Children are our future – it’s a cliché but it’s true – and they deserve to grow up in a world that is better than the one their parents and grandparents inherited. That is what every parent and grandparent wants for their children. And that is what this strike is about, preserving the Earth and making it more habitable for the current generation and those to come.


These children have not yet had the opportunity to fully develop their views, as well as go through the personal introspection required to develop a deeper understanding of the world around them. They are being railroaded into supporting a cause they likely do not understand – and at the sake of their education.

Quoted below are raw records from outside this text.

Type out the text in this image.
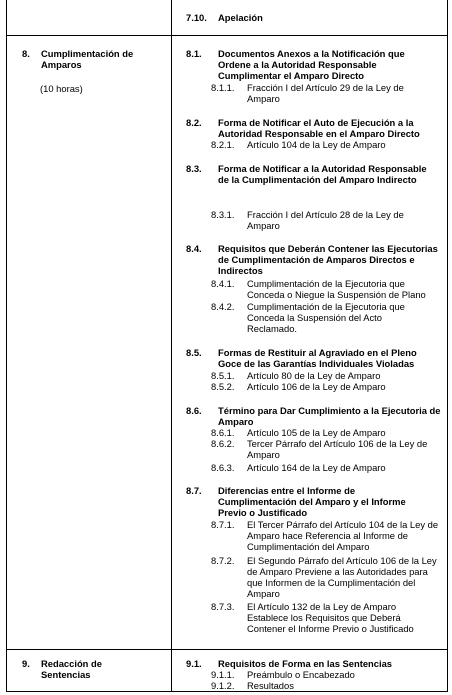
7.10. Apelación
8. Cumplimentación de Amparos
(10 horas)
8.1. Documentos Anexos a la Notificación que Ordene a la Autoridad Responsable Cumplimentar el Amparo Directo
8.1.1. Fracción I del Artículo 29 de la Ley de Amparo
8.2. Forma de Notificar el Auto de Ejecución a la Autoridad Responsable en el Amparo Directo
8.2.1. Artículo 104 de la Ley de Amparo
8.3. Forma de Notificar a la Autoridad Responsable de la Cumplimentación del Amparo Indirecto
8.3.1. Fracción I del Artículo 28 de la Ley de Amparo
8.4. Requisitos que Deberán Contener las Ejecutorias de Cumplimentación de Amparos Directos e Indirectos
8.4.1. Cumplimentación de la Ejecutoria que Conceda o Niegue la Suspensión de Plano
8.4.2. Cumplimentación de la Ejecutoria que Conceda la Suspensión del Acto Reclamado.
8.5. Formas de Restituir al Agraviado en el Pleno Goce de las Garantías Individuales Violadas
8.5.1. Artículo 80 de la Ley de Amparo
8.5.2. Artículo 106 de la Ley de Amparo
8.6. Término para Dar Cumplimiento a la Ejecutoria de Amparo
8.6.1. Artículo 105 de la Ley de Amparo
8.6.2. Tercer Párrafo del Artículo 106 de la Ley de Amparo
8.6.3. Artículo 164 de la Ley de Amparo
8.7. Diferencias entre el Informe de Cumplimentación del Amparo y el Informe Previo o Justificado
8.7.1. El Tercer Párrafo del Artículo 104 de la Ley de Amparo hace Referencia al Informe de Cumplimentación del Amparo
8.7.2. El Segundo Párrafo del Artículo 106 de la Ley de Amparo Previene a las Autoridades para que Informen de la Cumplimentación del Amparo
8.7.3. El Artículo 132 de la Ley de Amparo Establece los Requisitos que Deberá Contener el Informe Previo o Justificado
9. Redacción de Sentencias
9.1. Requisitos de Forma en las Sentencias
9.1.1. Preámbulo o Encabezado
9.1.2. Resultados
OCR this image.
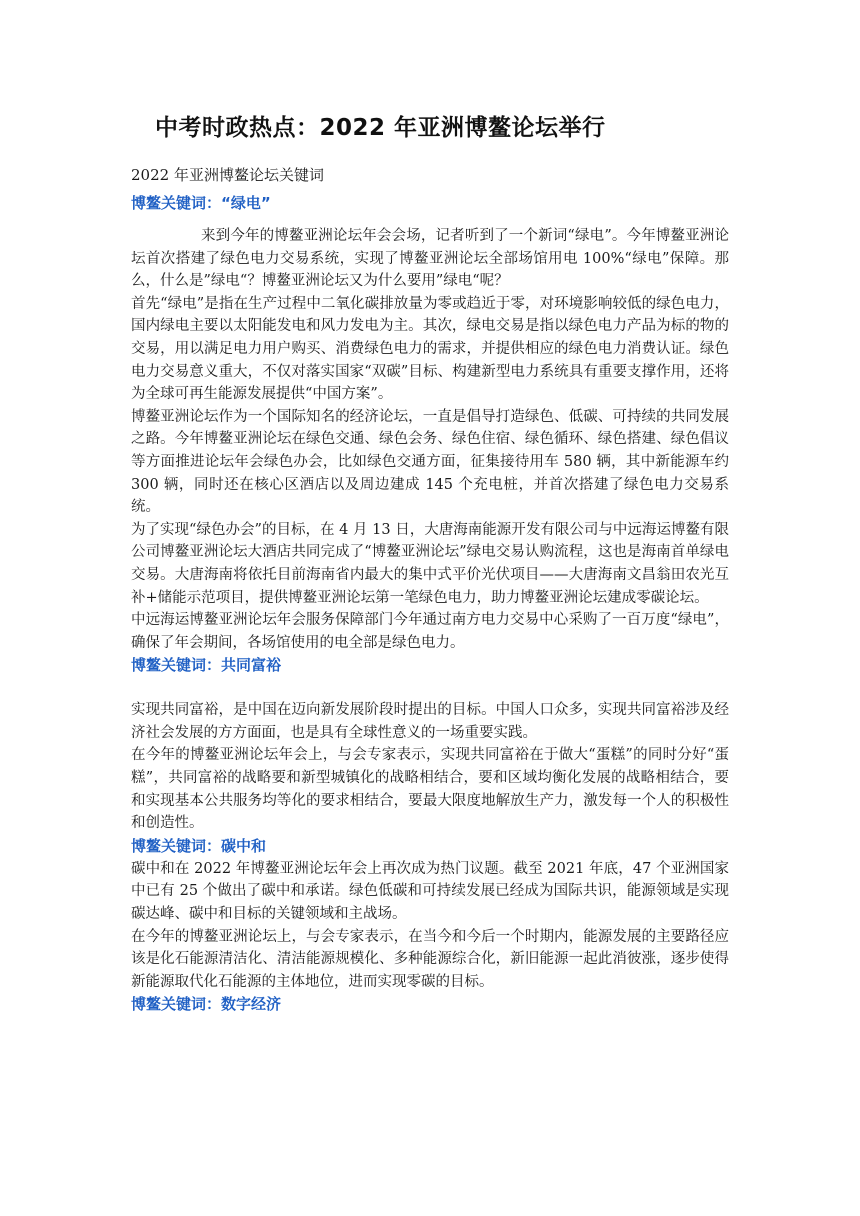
中考时政热点：2022 年亚洲博鳌论坛举行
2022 年亚洲博鳌论坛关键词
博鳌关键词：“绿电”

来到今年的博鳌亚洲论坛年会会场，记者听到了一个新词“绿电”。今年博鳌亚洲论坛首次搭建了绿色电力交易系统，实现了博鳌亚洲论坛全部场馆用电 100%“绿电”保障。那么，什么是”绿电“？博鳌亚洲论坛又为什么要用”绿电“呢？

首先“绿电”是指在生产过程中二氧化碳排放量为零或趋近于零，对环境影响较低的绿色电力，国内绿电主要以太阳能发电和风力发电为主。其次，绿电交易是指以绿色电力产品为标的物的交易，用以满足电力用户购买、消费绿色电力的需求，并提供相应的绿色电力消费认证。绿色电力交易意义重大，不仅对落实国家“双碳”目标、构建新型电力系统具有重要支撑作用，还将为全球可再生能源发展提供“中国方案”。

博鳌亚洲论坛作为一个国际知名的经济论坛，一直是倡导打造绿色、低碳、可持续的共同发展之路。今年博鳌亚洲论坛在绿色交通、绿色会务、绿色住宿、绿色循环、绿色搭建、绿色倡议等方面推进论坛年会绿色办会，比如绿色交通方面，征集接待用车 580 辆，其中新能源车约 300 辆，同时还在核心区酒店以及周边建成 145 个充电桩，并首次搭建了绿色电力交易系统。

为了实现“绿色办会”的目标，在 4 月 13 日，大唐海南能源开发有限公司与中远海运博鳌有限公司博鳌亚洲论坛大酒店共同完成了“博鳌亚洲论坛”绿电交易认购流程，这也是海南首单绿电交易。大唐海南将依托目前海南省内最大的集中式平价光伏项目——大唐海南文昌翁田农光互补+储能示范项目，提供博鳌亚洲论坛第一笔绿色电力，助力博鳌亚洲论坛建成零碳论坛。

中远海运博鳌亚洲论坛年会服务保障部门今年通过南方电力交易中心采购了一百万度“绿电”，确保了年会期间，各场馆使用的电全部是绿色电力。

博鳌关键词：共同富裕

实现共同富裕，是中国在迈向新发展阶段时提出的目标。中国人口众多，实现共同富裕涉及经济社会发展的方方面面，也是具有全球性意义的一场重要实践。

在今年的博鳌亚洲论坛年会上，与会专家表示，实现共同富裕在于做大“蛋糕”的同时分好“蛋糕”，共同富裕的战略要和新型城镇化的战略相结合，要和区域均衡化发展的战略相结合，要和实现基本公共服务均等化的要求相结合，要最大限度地解放生产力，激发每一个人的积极性和创造性。

博鳌关键词：碳中和

碳中和在 2022 年博鳌亚洲论坛年会上再次成为热门议题。截至 2021 年底，47 个亚洲国家中已有 25 个做出了碳中和承诺。绿色低碳和可持续发展已经成为国际共识，能源领域是实现碳达峰、碳中和目标的关键领域和主战场。

在今年的博鳌亚洲论坛上，与会专家表示，在当今和今后一个时期内，能源发展的主要路径应该是化石能源清洁化、清洁能源规模化、多种能源综合化，新旧能源一起此消彼涨，逐步使得新能源取代化石能源的主体地位，进而实现零碳的目标。

博鳌关键词：数字经济
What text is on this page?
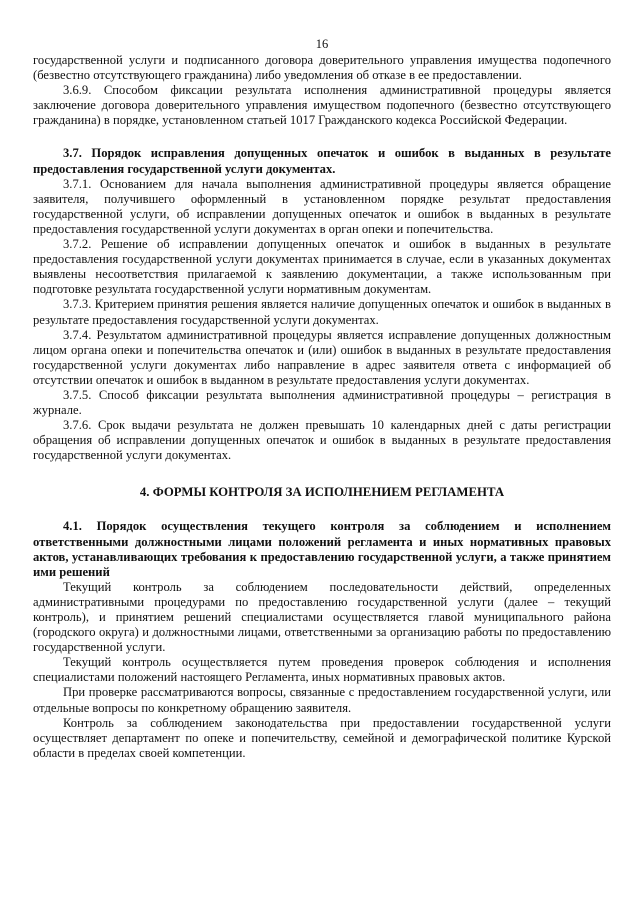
16

государственной услуги и подписанного договора доверительного управления имущества подопечного (безвестно отсутствующего гражданина) либо уведомления об отказе в ее предоставлении.

3.6.9. Способом фиксации результата исполнения административной процедуры является заключение договора доверительного управления имуществом подопечного (безвестно отсутствующего гражданина) в порядке, установленном статьей 1017 Гражданского кодекса Российской Федерации.

3.7. Порядок исправления допущенных опечаток и ошибок в выданных в результате предоставления государственной услуги документах.

3.7.1. Основанием для начала выполнения административной процедуры является обращение заявителя, получившего оформленный в установленном порядке результат предоставления государственной услуги, об исправлении допущенных опечаток и ошибок в выданных в результате предоставления государственной услуги документах в орган опеки и попечительства.

3.7.2. Решение об исправлении допущенных опечаток и ошибок в выданных в результате предоставления государственной услуги документах принимается в случае, если в указанных документах выявлены несоответствия прилагаемой к заявлению документации, а также использованным при подготовке результата государственной услуги нормативным документам.

3.7.3. Критерием принятия решения является наличие допущенных опечаток и ошибок в выданных в результате предоставления государственной услуги документах.

3.7.4. Результатом административной процедуры является исправление допущенных должностным лицом органа опеки и попечительства опечаток и (или) ошибок в выданных в результате предоставления государственной услуги документах либо направление в адрес заявителя ответа с информацией об отсутствии опечаток и ошибок в выданном в результате предоставления услуги документах.

3.7.5. Способ фиксации результата выполнения административной процедуры – регистрация в журнале.

3.7.6. Срок выдачи результата не должен превышать 10 календарных дней с даты регистрации обращения об исправлении допущенных опечаток и ошибок в выданных в результате предоставления государственной услуги документах.

4. ФОРМЫ КОНТРОЛЯ ЗА ИСПОЛНЕНИЕМ РЕГЛАМЕНТА

4.1. Порядок осуществления текущего контроля за соблюдением и исполнением ответственными должностными лицами положений регламента и иных нормативных правовых актов, устанавливающих требования к предоставлению государственной услуги, а также принятием ими решений

Текущий контроль за соблюдением последовательности действий, определенных административными процедурами по предоставлению государственной услуги (далее – текущий контроль), и принятием решений специалистами осуществляется главой муниципального района (городского округа) и должностными лицами, ответственными за организацию работы по предоставлению государственной услуги.

Текущий контроль осуществляется путем проведения проверок соблюдения и исполнения специалистами положений настоящего Регламента, иных нормативных правовых актов.

При проверке рассматриваются вопросы, связанные с предоставлением государственной услуги, или отдельные вопросы по конкретному обращению заявителя.

Контроль за соблюдением законодательства при предоставлении государственной услуги осуществляет департамент по опеке и попечительству, семейной и демографической политике Курской области в пределах своей компетенции.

There’s an ugly shadow lurking behind this strike. And that’s the exploitative bandwagon adults have been spoon-feeding their children, allowing themselves to believe it okay to sacrifice their children’s education when the children know no better. It may ‘only be one day’ today. But it’s not the only day away from school that a child will have: there are the unavoidable sick days, the occasional skipping of the last week of term for that better holiday deal, the weddings and funerals, and countless other reasons that pull children out of the classroom and prevent them from learning. Young people should be in school learning about how to succeed in the adult world, and develop real-world skills adults need, as opposed to just copying adults in their vicinity who should really know better than to use young people as a political toy. 


These adults who are attending, what are they doing? They’re holding up signs, shouting some slogans, and having a day off. And what is a strike? In layman’s terms, a strike is a stoppage of work due to some sort of injustice perceived by the workers due to the employers’ exploitative action, and this stoppage of work costs the employers due to the lack of productivity. The employer supposedly then gives into the workers’ demands so they can get back to work. By this rough definition, the Climate Strike does not qualify as a strike. Who are these people striking against? The government? But they’re not workers of the government, and currently the government is in a state of prorogation. So, they’re shouting into the wind, and they have brought their children out of school to do the same. Instead of making a difference, they’re having a day out in town. 


These strike organisers could have formed a battalion of young people and school-goers to clean up the beaches, or give up single-use plastic, or boycott electricity for the day. But they didn’t. They just wanted to use them as a political plaything.  


Do not be surprised if instead of stories on how the students have changed the world, we’re instead greeted with articles detailing how students have left an abominable amount of litter in the streets.